On Mon, 10 Oct 2005 21:36:11 +0000 (UTC), Ken Smith <kensmith@xxxxxxxxxxxxxxx>
In article <1128979008.34671@ftpsrv1>, Terry Given <my_name@xxxxxxxx> wrote:
[.. a bunch of good stuff ..]
Just as a BTW: If you are current sensing by placing a resistance in the
emitter leg (current Xformer included), a small capacitance across it,
speeds up both the on an off times a bit.
Ken, are you talking about a snubber circuit?
nope. sometime (in little systems) you can bung a resistor between the
emitter and 0V, to sense current. plop a cap across this, and the
gatedrive can improve.
at 200A, its not worth doing. 1mOhm dissipates 40W....

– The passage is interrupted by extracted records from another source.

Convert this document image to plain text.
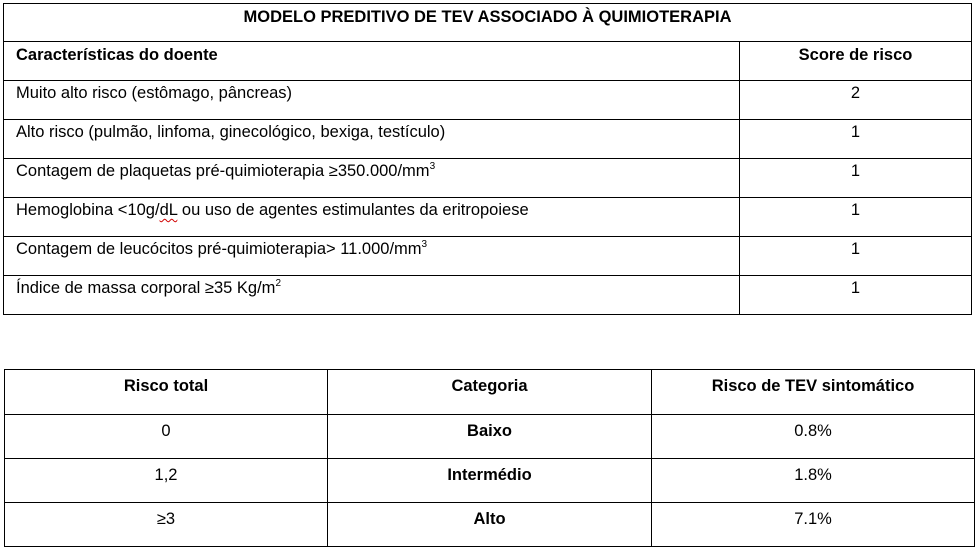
MODELO PREDITIVO DE TEV ASSOCIADO À QUIMIOTERAPIA	
Características do doente	Score de risco
Muito alto risco (estômago, pâncreas)	2
Alto risco (pulmão, linfoma, ginecológico, bexiga, testículo)	1
Contagem de plaquetas pré-quimioterapia $\ge 350.000/mm^3$	1
Hemoglobina <10g/dL ou uso de agentes estimulantes da eritropoiese	1
Contagem de leucócitos pré-quimioterapia> $11.000/mm^3$	1
Índice de massa corporal ≥35 $Kg/m^2$	1
Risco total	Categoria	Risco de TEV sintomático
0	Baixo	0.8%
1,2	Intermédio	1.8%
≥3	Alto	7.1%
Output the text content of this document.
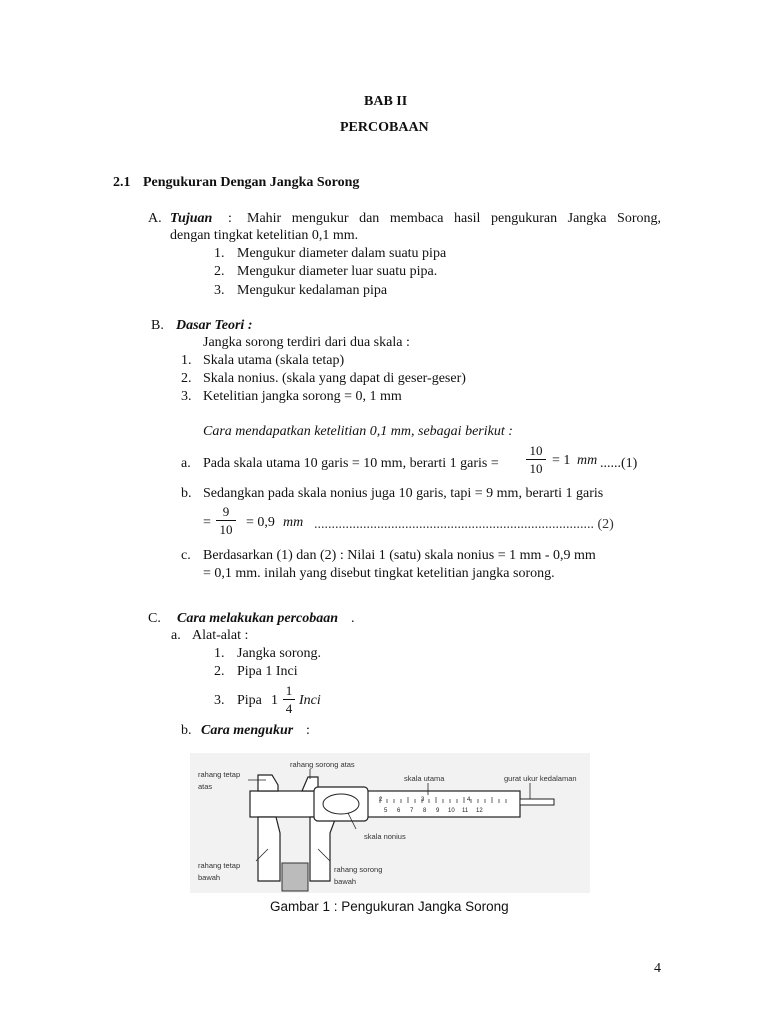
BAB II
PERCOBAAN
2.1 Pengukuran Dengan Jangka Sorong
A. Tujuan : Mahir mengukur dan membaca hasil pengukuran Jangka Sorong,
dengan tingkat ketelitian 0,1 mm.
1. Mengukur diameter dalam suatu pipa
2. Mengukur diameter luar suatu pipa.
3. Mengukur kedalaman pipa
B. Dasar Teori :
Jangka sorong terdiri dari dua skala :
1. Skala utama (skala tetap)
2. Skala nonius. (skala yang dapat di geser-geser)
3. Ketelitian jangka sorong = 0, 1 mm
Cara mendapatkan ketelitian 0,1 mm, sebagai berikut :
a. Pada skala utama 10 garis = 10 mm, berarti 1 garis =
10
10
= 1 mm ......(1)
b. Sedangkan pada skala nonius juga 10 garis, tapi = 9 mm, berarti 1 garis
=
9
10 = 0,9 mm ................................................................................ (2)
c. Berdasarkan (1) dan (2) : Nilai 1 (satu) skala nonius = 1 mm - 0,9 mm
= 0,1 mm. inilah yang disebut tingkat ketelitian jangka sorong.
C. Cara melakukan percobaan .
a. Alat-alat :
1. Jangka sorong.
2. Pipa 1 Inci
3. Pipa 1
1
4
Inci
b. Cara mengukur :
2	3	4
5 6 7 8 9 10 11 12
rahang tetap
atas
rahang sorong atas
skala utama	gurat ukur kedalaman
skala nonius
rahang tetap
bawah
rahang sorong
bawah
Gambar 1 : Pengukuran Jangka Sorong
4
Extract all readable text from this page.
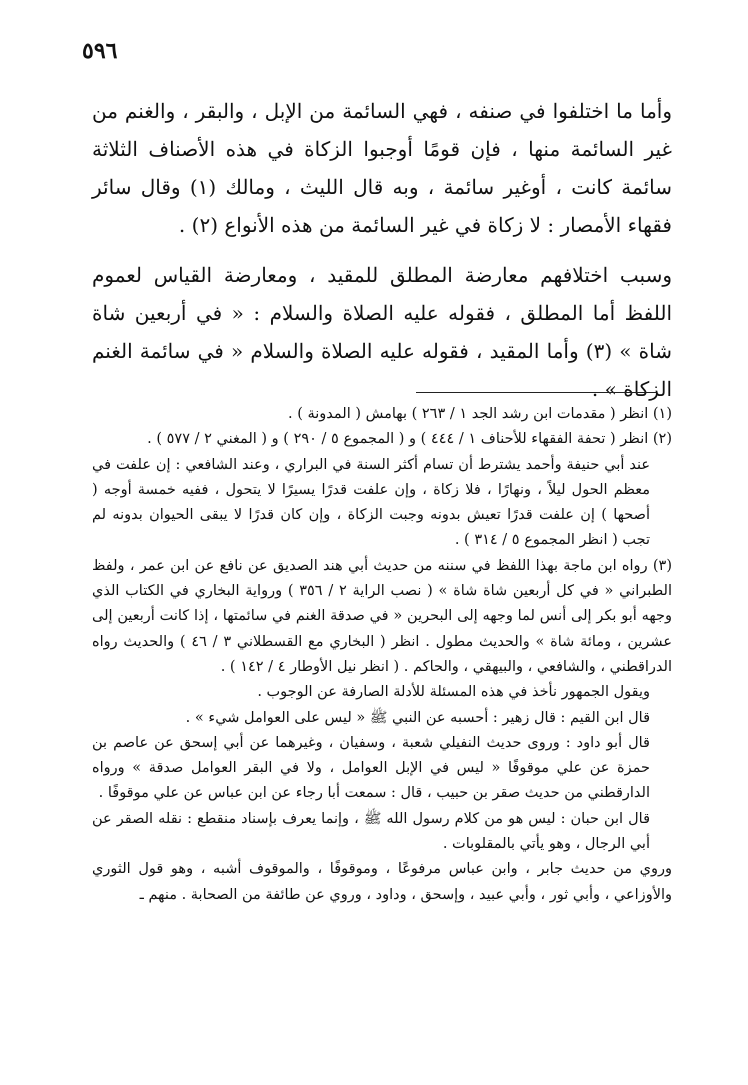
٥٩٦

وأما ما اختلفوا في صنفه ، فهي السائمة من الإبل ، والبقر ، والغنم من غير السائمة منها ، فإن قومًا أوجبوا الزكاة في هذه الأصناف الثلاثة سائمة كانت ، أوغير سائمة ، وبه قال الليث ، ومالك (١) وقال سائر فقهاء الأمصار : لا زكاة في غير السائمة من هذه الأنواع (٢) .

وسبب اختلافهم معارضة المطلق للمقيد ، ومعارضة القياس لعموم اللفظ أما المطلق ، فقوله عليه الصلاة والسلام : « في أربعين شاة شاة » (٣) وأما المقيد ، فقوله عليه الصلاة والسلام « في سائمة الغنم الزكاة » .

(١) انظر ( مقدمات ابن رشد الجد ١ / ٢٦٣ ) بهامش ( المدونة ) .

(٢) انظر ( تحفة الفقهاء للأحناف ١ / ٤٤٤ ) و ( المجموع ٥ / ٢٩٠ ) و ( المغني ٢ / ٥٧٧ ) .

عند أبي حنيفة وأحمد يشترط أن تسام أكثر السنة في البراري ، وعند الشافعي : إن علفت في معظم الحول ليلاً ، ونهارًا ، فلا زكاة ، وإن علفت قدرًا يسيرًا لا يتحول ، ففيه خمسة أوجه ( أصحها ) إن علفت قدرًا تعيش بدونه وجبت الزكاة ، وإن كان قدرًا لا يبقى الحيوان بدونه لم تجب ( انظر المجموع ٥ / ٣١٤ ) .

(٣) رواه ابن ماجة بهذا اللفظ في سننه من حديث أبي هند الصديق عن نافع عن ابن عمر ، ولفظ الطبراني « في كل أربعين شاة شاة » ( نصب الراية ٢ / ٣٥٦ ) ورواية البخاري في الكتاب الذي وجهه أبو بكر إلى أنس لما وجهه إلى البحرين « في صدقة الغنم في سائمتها ، إذا كانت أربعين إلى عشرين ، ومائة شاة » والحديث مطول . انظر ( البخاري مع القسطلاني ٣ / ٤٦ ) والحديث رواه الدراقطني ، والشافعي ، والبيهقي ، والحاكم . ( انظر نيل الأوطار ٤ / ١٤٢ ) .

ويقول الجمهور نأخذ في هذه المسئلة للأدلة الصارفة عن الوجوب .

قال ابن القيم : قال زهير : أحسبه عن النبي ﷺ « ليس على العوامل شيء » .

قال أبو داود : وروى حديث النفيلي شعبة ، وسفيان ، وغيرهما عن أبي إسحق عن عاصم بن حمزة عن علي موقوفًا « ليس في الإبل العوامل ، ولا في البقر العوامل صدقة » ورواه الدارقطني من حديث صقر بن حبيب ، قال : سمعت أبا رجاء عن ابن عباس عن علي موقوفًا .

قال ابن حبان : ليس هو من كلام رسول الله ﷺ ، وإنما يعرف بإسناد منقطع : نقله الصقر عن أبي الرجال ، وهو يأتي بالمقلوبات .

وروي من حديث جابر ، وابن عباس مرفوعًا ، وموقوفًا ، والموقوف أشبه ، وهو قول الثوري والأوزاعي ، وأبي ثور ، وأبي عبيد ، وإسحق ، وداود ، وروي عن طائفة من الصحابة . منهم ـ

Also: I have used back biasing to speed up the turn off of MOSFETs.
just to clarify:
when discharging the gate of a FET (or an IGBT), it looks like a
capacitive discharge - almost. its a bit funny, because the capacitance
is nonlinear, but lets pretend its just a cap.
If the gate voltage is say 12V, and Vth is say 4V, the cap discharge
4V = 12V*exp(-t/(Rg*Cg)
which re-arranges to give:
t = -(Rg*Cg)*ln(4V/12V)
t = 1.099*(Rg*Cg) - it takes 1.1 time constants to discharge from 12V to
4V, at which time the device then begins to turn off.
actual turn-off time depends on how well the gatedrive can suck out the
If Ken used -12V, then the numbers change quite a bit. to make the maths
easier, lets just add 12V to all ov the voltages:
Von = 12V
Vth = 4V
Voff = -12V
Von = 24V
Vth = 16V
Voff = 0V
and we can use the same equation, giving
t = -(Rg*Cg)*ln(16V/24V)
ie t = -0.405*(Rg*Cg) - the fall time has more than halved.
another way to look at is to ask the question: what is the peak current
thru Rg at the instant the gatedriver output switches low?
for 12V/0V drive , Cg is charged to +12V, gatedrive Vlow = 0V, so
Ig_max = Rg/(12V - 0V) = Rg/12V
for +12V/-12V drive , Cg is charged to +12V, gatedrive Vlow = -12V, so
Ig_max = Rg/(12V - (-12V)) = Rg/24V
so the peak current being sucked out of the cap is twice as high. which
is why it gets down to Vth a lot faster.
*but* there is a penalty. Say Rg = 10R, then
Ig_max_unipolar = 12V/10R = 1.2A
Pg_max_unipolar = (1.2A^2)*10R = 14.4W
but for bipolar drive,
Ig_max_bipolar = 24V/10R = 2.4A
Pg_max_unipolar = (2.4A^2)*10R = 57.6W
so there aint no such thing as a free lunch.
I also wouldnt use a pissy little 0603 resistor for either of those
jobs. the unipolar case certainly exceeds an 0603 peak pulse power
rating, which is a few watts, but the bipolar drive is an order of
magnitude too high.
Yes, looks like it is necessary in my case.